Como poderia ter dado certo um país moldado pelo terror, pela tirania de déspotas que prometiam o que não podiam cumprir. Como poderia os métodos violentos e a guerra civil que deixou milhões de mortos na Rússia tornar aquele país mais justo e solidário? Assim, Alexander Soljenítsin conclui: “Sabemos agora que a vileza dos meios gera a vileza do resultado. Que nossas mãos estejam limpas!” Ele percebe então que o maior mal que assolou o povo russo foi a aceitação das mentiras, foi isso que acabou sendo o alicerce da tirania de Lênin, Stalin e tantos outros déspotas comunistas. Sobre isso, o dissidente soviético nos explica:
“Quando a violência irrompe sobre a condição humana pacífica, seu rosto está cheio de autoconfiança, exibe em sua bandeira e proclama: “Eu sou a Violência! Abri caminho, afaste-se, eu vou te esmagar!”. Mas a violência envelhece rapidamente, alguns anos passam – e ela não tem mais certeza de si mesma. Para se sustentar, para parecer decente, ela irá com certeza invocar sua aliada – a mentira. Pois a violência não tem nada para se cobrir, a não ser a mentira, e a mentira só pode persistir através da violência. E não é todos os dias e nem sobre todos os ombros que a violência derruba sua mão pesada: ela exige de nós apenas uma submissão à mentira, uma participação diária no engano – e isso basta como nossa fidelidade”.

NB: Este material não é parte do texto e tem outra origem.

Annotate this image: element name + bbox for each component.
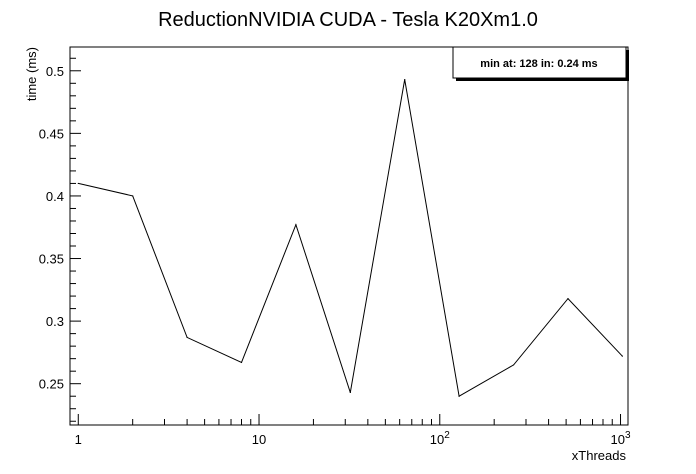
y-tick-label: 0.35 [39,252,64,267]
y-tick-label: 0.25 [39,377,64,392]
data-point [77,182,79,185]
x-tick-labels: 1 10 102 103 [75,430,631,447]
data-point [240,361,243,364]
data-point [567,297,569,300]
data-point [132,195,134,197]
chart-title: ReductionNVIDIA CUDA - Tesla K20Xm1.0 [158,9,538,31]
data-point [349,391,351,394]
data-layer [77,78,623,397]
data-point [512,364,515,366]
x-tick-label: 103 [611,430,631,447]
y-tick-labels: 0.25 0.3 0.35 0.4 0.45 0.5 [39,64,64,392]
data-point [404,78,406,81]
stats-box-text: min at: 128 in: 0.24 ms [480,58,597,70]
data-point [186,336,188,338]
y-tick-label: 0.4 [46,189,64,204]
stats-box-frame [452,46,627,79]
axis-ticks [70,57,622,425]
y-tick-label: 0.45 [39,126,64,141]
stats-box: min at: 128 in: 0.24 ms [452,46,629,81]
x-tick-label: 1 [75,432,82,447]
x-tick-label: 102 [430,430,450,447]
x-tick-label: 10 [252,432,266,447]
y-tick-label: 0.3 [46,314,64,329]
data-point [621,355,623,357]
y-axis-label: time (ms) [24,47,39,101]
plot-frame [69,46,629,426]
y-tick-label: 0.5 [46,64,64,79]
series-line [78,79,623,397]
data-point [458,395,460,397]
x-axis-label: xThreads [572,448,627,463]
data-point [295,224,297,226]
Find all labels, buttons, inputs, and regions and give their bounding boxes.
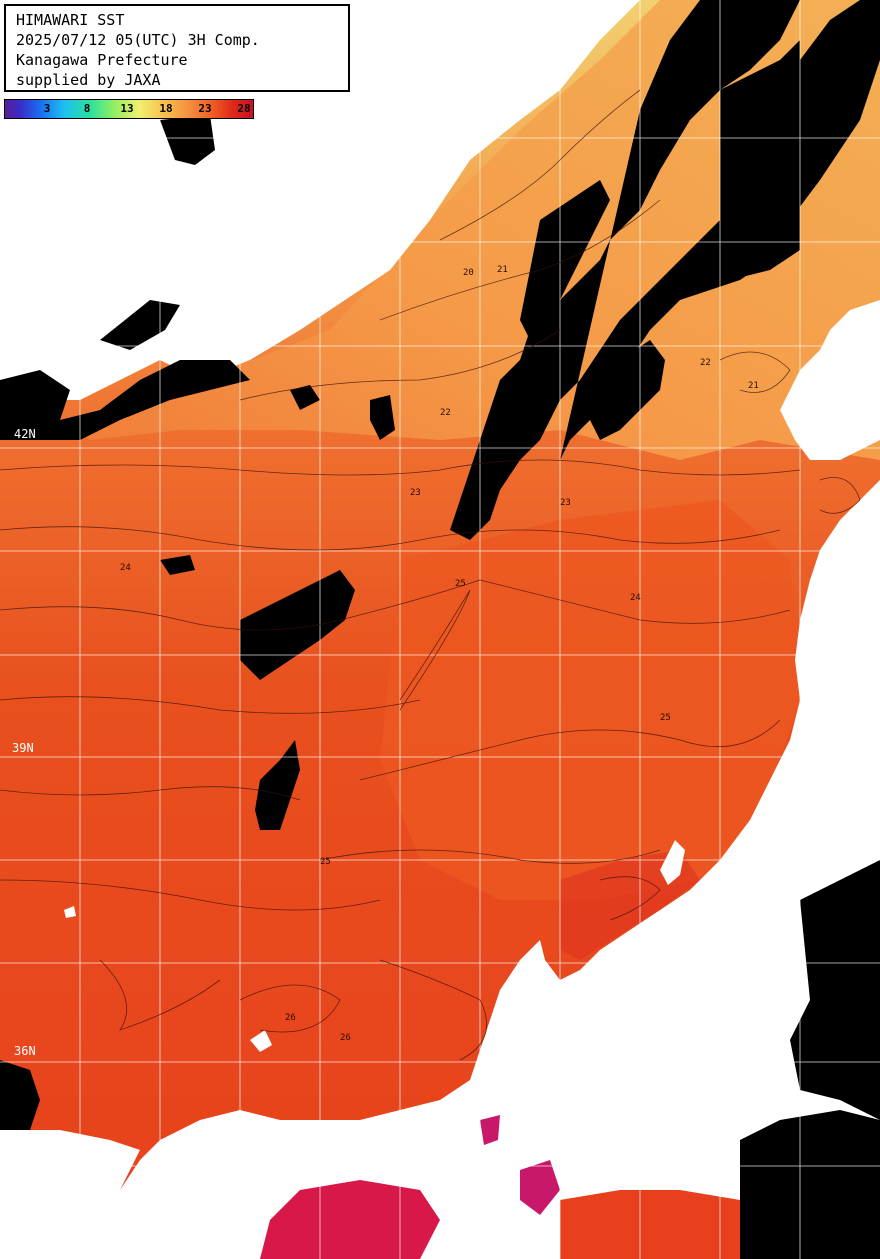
colorbar-tick: 23 (198, 102, 212, 115)
lat-label-36n: 36N (14, 1044, 36, 1058)
contour-label: 22 (700, 358, 711, 368)
warm-water-region (380, 500, 800, 900)
contour-label: 21 (748, 381, 759, 391)
land-oshima (820, 380, 880, 430)
lat-label-39n: 39N (12, 741, 34, 755)
contour-label: 25 (320, 857, 331, 867)
title-line-region: Kanagawa Prefecture (16, 51, 188, 69)
land-inlet (660, 840, 685, 885)
contour-label: 25 (660, 713, 671, 723)
colorbar-tick: 28 (237, 102, 251, 115)
colorbar-tick: 13 (120, 102, 134, 115)
isotherm-contours (0, 89, 861, 1061)
cloud-mid-sea-2 (255, 740, 300, 830)
title-line-product: HIMAWARI SST (16, 11, 125, 29)
title-line-credit: supplied by JAXA (16, 71, 161, 89)
cloud-honshu-east (790, 860, 880, 1120)
colorbar-tick: 18 (159, 102, 173, 115)
land-korea (0, 1130, 140, 1259)
contour-label: 24 (120, 563, 131, 573)
cloud-honshu-south (740, 1110, 880, 1259)
contour-label: 26 (285, 1013, 296, 1023)
colorbar-tick: 8 (83, 102, 91, 115)
lat-label-42n: 42N (14, 427, 36, 441)
cloud-korea (0, 1060, 40, 1130)
cloud-band-3 (590, 340, 665, 440)
hot-spot-small (480, 1115, 500, 1145)
cloud-nw (0, 360, 250, 440)
contour-label: 20 (463, 268, 474, 278)
cloud-small-2 (290, 385, 320, 410)
title-line-datetime: 2025/07/12 05(UTC) 3H Comp. (16, 31, 260, 49)
contour-label: 25 (455, 579, 466, 589)
pacific-warm-strip (560, 1190, 740, 1259)
land-small-island (64, 906, 76, 918)
contour-label: 23 (410, 488, 421, 498)
contour-labels: 20 21 21 22 22 23 23 24 24 25 25 25 26 2… (120, 265, 759, 1043)
contour-label: 26 (340, 1033, 351, 1043)
contour-label: 24 (630, 593, 641, 603)
hot-spot-bay (260, 1180, 440, 1259)
temperature-colorbar: 3 8 13 18 23 28 (4, 99, 254, 119)
hot-spot-south (520, 1160, 560, 1215)
colorbar-tick: 3 (43, 102, 51, 115)
cloud-small-1 (160, 555, 195, 575)
cloud-mid-sea (240, 570, 355, 680)
contour-label: 22 (440, 408, 451, 418)
land-honshu (80, 480, 880, 1259)
contour-label: 21 (497, 265, 508, 275)
title-box: HIMAWARI SST 2025/07/12 05(UTC) 3H Comp.… (4, 4, 350, 92)
cloud-nw-2 (160, 115, 215, 165)
cloud-band-2 (720, 40, 800, 280)
land-sado (250, 1030, 272, 1052)
contour-label: 23 (560, 498, 571, 508)
cloud-small-3 (370, 395, 395, 440)
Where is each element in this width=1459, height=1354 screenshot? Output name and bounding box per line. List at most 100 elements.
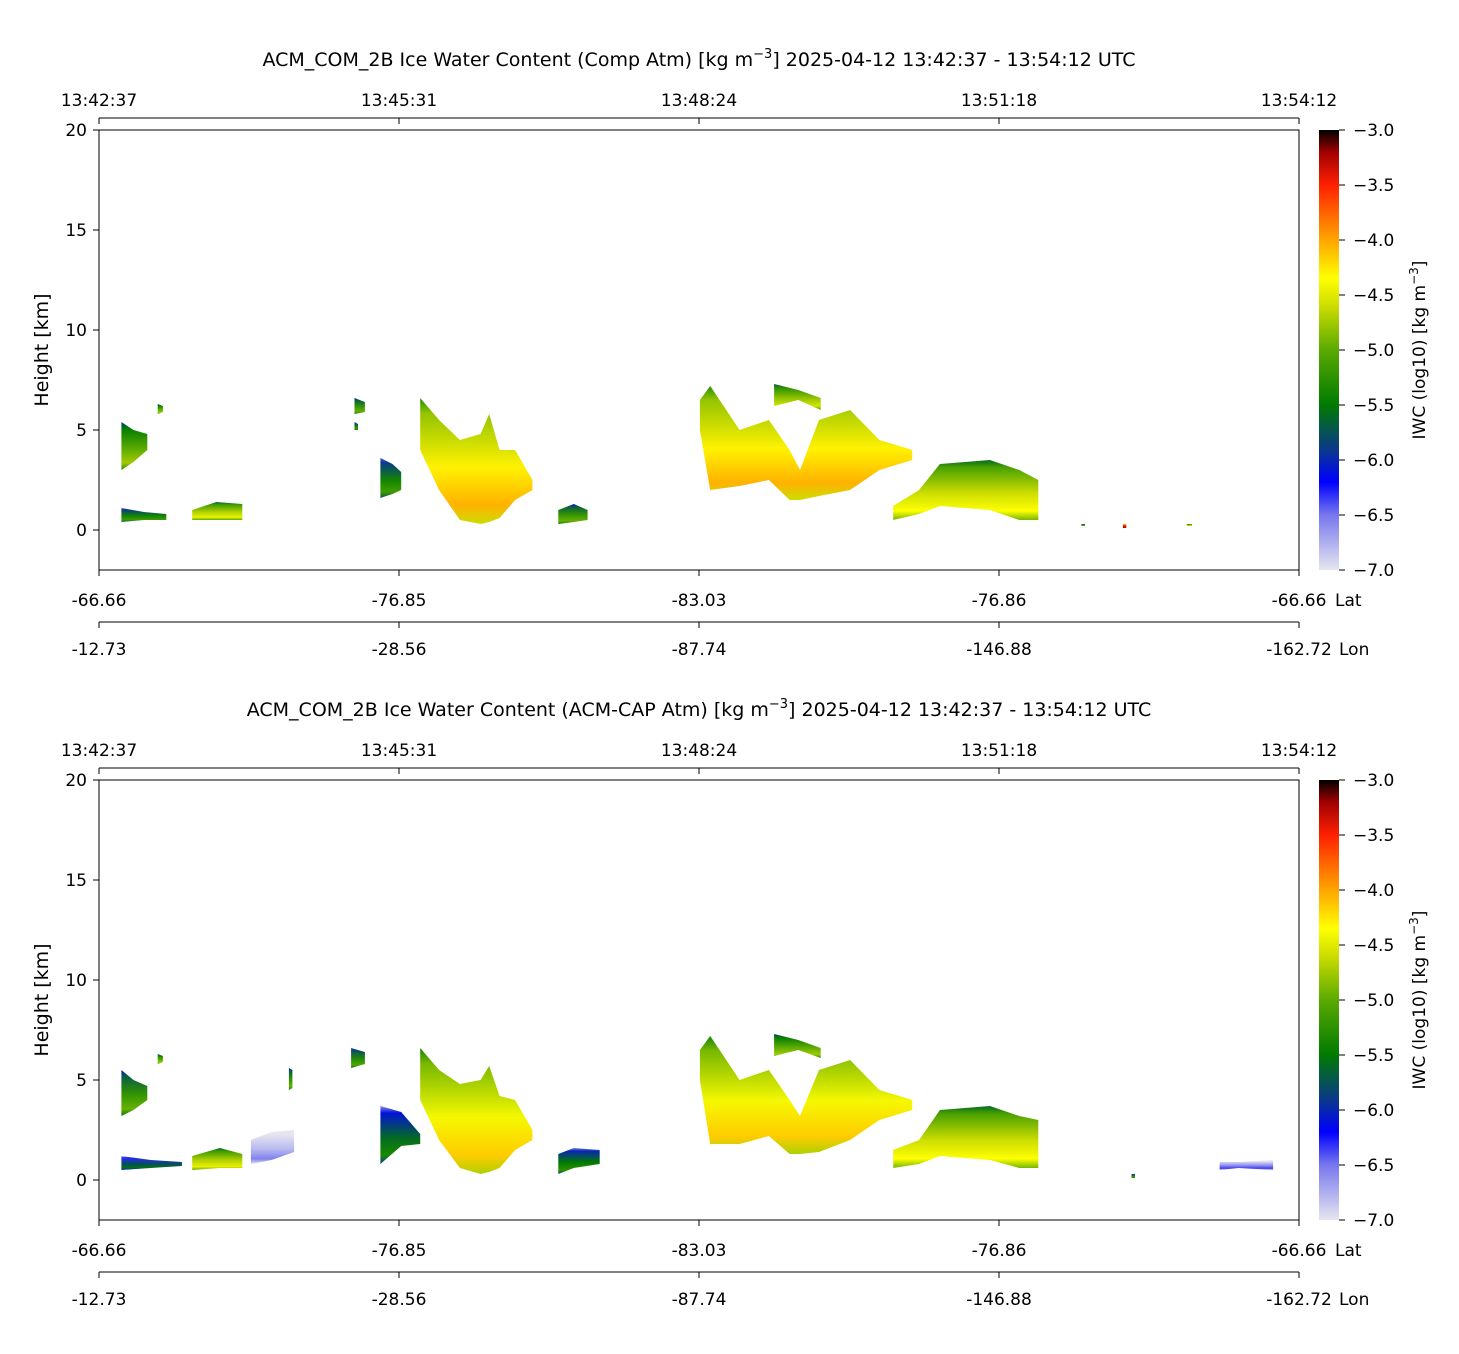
cloud-region	[121, 1070, 148, 1116]
chart-title: ACM_COM_2B Ice Water Content (ACM-CAP At…	[247, 697, 1152, 721]
cloud-region	[121, 508, 167, 522]
y-axis-label: Height [km]	[31, 943, 53, 1056]
colorbar-tick-label: −4.0	[1353, 231, 1394, 251]
time-tick-label: 13:51:18	[961, 741, 1037, 761]
y-tick-label: 5	[76, 1071, 87, 1091]
iwc-data	[121, 1034, 1274, 1178]
colorbar-label-end: ]	[1410, 911, 1430, 918]
title-superscript: −3	[753, 47, 772, 62]
colorbar-tick-label: −6.0	[1353, 1101, 1394, 1121]
colorbar-tick-label: −4.5	[1353, 286, 1394, 306]
cloud-region	[893, 460, 1039, 520]
cloud-region	[351, 1048, 365, 1068]
time-tick-label: 13:42:37	[61, 741, 137, 761]
lat-tick-label: -76.85	[372, 591, 427, 611]
time-tick-label: 13:45:31	[361, 91, 437, 111]
title-text: ACM_COM_2B Ice Water Content (ACM-CAP At…	[247, 699, 769, 721]
lat-axis-label: Lat	[1335, 591, 1362, 611]
iwc-data	[121, 384, 1192, 528]
colorbar-tick-label: −5.0	[1353, 991, 1394, 1011]
cloud-region	[121, 1156, 182, 1170]
y-tick-label: 5	[76, 421, 87, 441]
lon-tick-label: -146.88	[966, 640, 1032, 660]
y-tick-label: 20	[65, 121, 87, 141]
lon-tick-label: -12.73	[72, 640, 127, 660]
title-text: ACM_COM_2B Ice Water Content (Comp Atm) …	[262, 49, 753, 71]
lat-tick-label: -66.66	[1272, 1241, 1327, 1261]
cloud-region	[420, 1048, 533, 1174]
colorbar-tick-label: −6.5	[1353, 1156, 1394, 1176]
cloud-region	[774, 384, 821, 410]
colorbar-tick-label: −6.5	[1353, 506, 1394, 526]
lon-tick-label: -12.73	[72, 1290, 127, 1310]
lat-axis-label: Lat	[1335, 1241, 1362, 1261]
colorbar-tick-label: −3.5	[1353, 826, 1394, 846]
lon-tick-label: -28.56	[372, 640, 427, 660]
colorbar-label: IWC (log10) [kg m−3]	[1407, 261, 1430, 440]
lat-tick-label: -66.66	[72, 1241, 127, 1261]
lon-axis-label: Lon	[1339, 640, 1369, 660]
cloud-region	[420, 398, 533, 524]
time-tick-label: 13:45:31	[361, 741, 437, 761]
lon-tick-label: -87.74	[672, 640, 727, 660]
cloud-region	[354, 422, 358, 430]
cloud-region	[380, 1106, 421, 1164]
colorbar-tick-label: −3.0	[1353, 121, 1394, 141]
lat-tick-label: -83.03	[672, 591, 727, 611]
y-axis-label: Height [km]	[31, 293, 53, 406]
colorbar-tick-label: −4.5	[1353, 936, 1394, 956]
cloud-region	[558, 1148, 600, 1174]
colorbar-label-superscript: −3	[1407, 917, 1421, 935]
lat-tick-label: -83.03	[672, 1241, 727, 1261]
colorbar-tick-label: −5.0	[1353, 341, 1394, 361]
cloud-region	[774, 1034, 821, 1058]
time-tick-label: 13:54:12	[1261, 741, 1337, 761]
cloud-region	[380, 458, 402, 498]
cloud-region	[558, 504, 588, 524]
y-tick-label: 10	[65, 971, 87, 991]
lon-tick-label: -162.72	[1266, 640, 1332, 660]
time-tick-label: 13:54:12	[1261, 91, 1337, 111]
lon-tick-label: -28.56	[372, 1290, 427, 1310]
lat-tick-label: -76.86	[972, 591, 1027, 611]
colorbar	[1319, 130, 1339, 570]
colorbar	[1319, 780, 1339, 1220]
cloud-region	[121, 422, 148, 470]
colorbar-tick-label: −7.0	[1353, 1211, 1394, 1231]
cloud-region	[699, 1036, 913, 1154]
chart-title: ACM_COM_2B Ice Water Content (Comp Atm) …	[262, 47, 1135, 71]
colorbar-tick-label: −5.5	[1353, 1046, 1394, 1066]
time-tick-label: 13:42:37	[61, 91, 137, 111]
title-text-end: ] 2025-04-12 13:42:37 - 13:54:12 UTC	[788, 699, 1151, 721]
time-tick-label: 13:48:24	[661, 91, 737, 111]
cloud-region	[354, 398, 365, 414]
title-superscript: −3	[769, 697, 788, 712]
colorbar-label: IWC (log10) [kg m−3]	[1407, 911, 1430, 1090]
colorbar-tick-label: −3.5	[1353, 176, 1394, 196]
cloud-region	[1186, 524, 1192, 526]
lon-tick-label: -87.74	[672, 1290, 727, 1310]
cloud-region	[157, 1054, 163, 1064]
lat-tick-label: -66.66	[72, 591, 127, 611]
cloud-region	[1122, 524, 1127, 528]
lon-tick-label: -146.88	[966, 1290, 1032, 1310]
title-text-end: ] 2025-04-12 13:42:37 - 13:54:12 UTC	[772, 49, 1135, 71]
cloud-region	[288, 1068, 293, 1090]
colorbar-tick-label: −4.0	[1353, 881, 1394, 901]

Ele então chega à conclusão que a chave que poderia libertar o povo tão sofrido russo do regime soviético seria o de tomar a responsabilidade por suas ações, e não participar mais na mentira coletiva que era imposta e aceita. Não é difícil de entender o recado de Soljenítsin aos povos de todo o mundo, sobretudo a nós, ocidentais, para não permitirmos aqui o que aconteceu em sua terra natal. Podemos ver, facilmente, levando em consideração algumas ditaduras latino-americanas, e outros governos liderados por comunistas assumidos, como essas pessoas precisam criar narrativas para se sustentar no poder. Esses supostos líderes, que não passam de tiranos prepotentes, não tem soluções para melhorar de fato a vida do povo. São apenas pessoas perturbadas mentalmente que querem o poder mais do que qualquer outra coisa. O único resultado que esses demagogos e mentirosos conseguem entregar é uma piora em todos os aspectos da nossa vida! Usam do aparato estatal para nos roubar, nos calar e criar toda uma farsa perpetrada pelos grandes agentes do sistema: a grande mídia e os intelectuais.
Soljenítsin denuncia a covardia dos russos para impedir que seu país fosse totalmente controlado pelos comunistas, as pessoas se contentaram a se conformar com o novo estado das coisas, e evitar a punição por dizer a verdade. Vejamos um dos recados que esse importante pensador tem a nós:
“Nunca apoie mentiras conscientemente! Tendo entendido onde as mentiras começam (e muitos veem essa linha de forma diferente) – recue dessa extremidade gangrenosa! Não colemos de volta as escamas esvoaçantes da Ideologia, não recolhamos seus ossos em ruínas, nem remendemos sua roupagem em decomposição, e ficaremos surpresos com a rapidez e impotência com que as mentiras cairão, e o que está destinado a ficar nu será exposto como tal ao mundo”.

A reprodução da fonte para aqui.